Meu amigo Ricardo me deu “Águas-fortes cariocas” (Rocco), livro de Roberto Arlt, escritor argentino, contemporâneo de Borges, o cego. Águas-fortes era o nome da coluna que o escritor mantinha em um jornal de seu país, na qual escrevia o que se pode chamar de crônicas. Pois bem, em 1930, Arlt veio ao Rio de Janeiro, ficou por aqui uns dois ou três meses, e escreveu bastante sobre sua estadia — a Rocco, muitos anos depois, organizou o livro. Sua visão da cidade é, na perspectiva de hoje, no mínimo chocante. Primeiro, associa o carioca a um povo que não se dedica à alegria, trabalhador obstinado, que dorme cedo — várias vezes, o portenho despeja sua ira contra a cidade que, ao contrário de Buenos Aires, não tem vida depois das vinte e três horas. Mais: se surpreende com o grau de honestidade de nossa gente, incapaz de furtar o leite e o pão que, logo de manhã, são deixados à porta das casas. Nessa linha, sente falta dos malandros de sua terra, gente que lhe era próxima e que estava preocupada em achar formas seguras de assaltar uma casa. No entanto, seu maior espanto se dá quando descobre que muitos daqueles negros com quem eventualmente mantinha contato eram escravos havia menos de cinquenta anos. Escravos trabalhadores e operários incultos – novamente um contraponto com a Argentina, que, bem ou mal, tinha sindicatos e clubes que estimulavam a leitura — faziam do Brasil, na sua opinião, um país submisso. Perdemos nossa honestidade — aquela para argentino ver — nalgum momento, porém, e é aí que o olhar estrangeiro nos ajuda, temos sido um povo manso, excessivamente manso.

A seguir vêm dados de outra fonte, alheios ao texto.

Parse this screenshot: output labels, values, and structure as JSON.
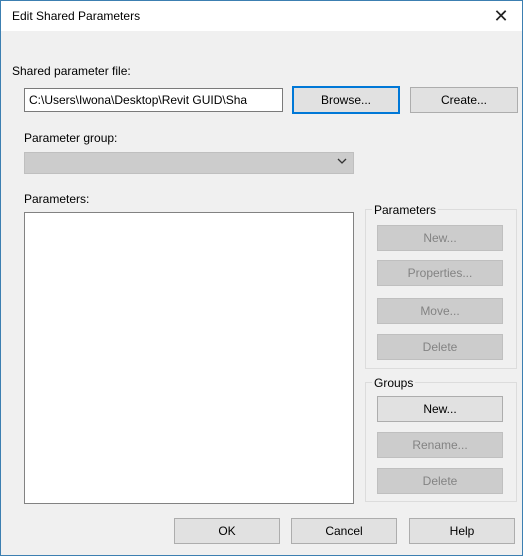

Sou frequentador da livraria Travessa de Botafogo e tenho dois queridos lá: o Bruno e o Leonardo. Ambos são ótimos livreiros, mas, além disso e razão pela qual são tão bons no que fazem, estudam e escrevem. Pois bem, dia desses encontrei-me com eles e, durante o papo, me indicaram a Stela do Patrocínio (“Reino dos bichos e dos animais é o meu nome”, Azougue). Stela foi, assim como Bispo do Rosário, interna da Colônia Juliano Moreira, no Rio de Janeiro. Se não entendi errado, alguma pesquisadora viu que a fala de Stela era poética e a gravou; Viviane Mosé, em contato com a gravação, transformou a fala em poema escrito. Não vou andar na corda bamba na qual Ivan Cavalcanti Proença se meteu ao dizer que Carolina Maria de Jesus — a escritora pobre e favelada autora do clássico “Quarto de despejo” — não fazia exatamente literatura, nem vou sair em defesa de ninguém, como o fez muito bem, neste caso, a Elisa Lucinda; simplesmente agradecerei a meus amigos livreiros e literatos terem me apresentado à Stela. Ela é capaz de dizer uma coisa assim: “Não deu tempo / Eu estava tomando claridade e luz / Quando a luz apagou / A claridade apagou / Tudo ficou nas trevas / Na madrugada mundial / Sem luz”. Pode ser apenas uma frase proferida por um doido, mas que frase, Deus da Poesia! Salve, Nise da Silveira, a psiquiatra que esteve na gênese de artistas tão fortes como a Stela e o Bispo.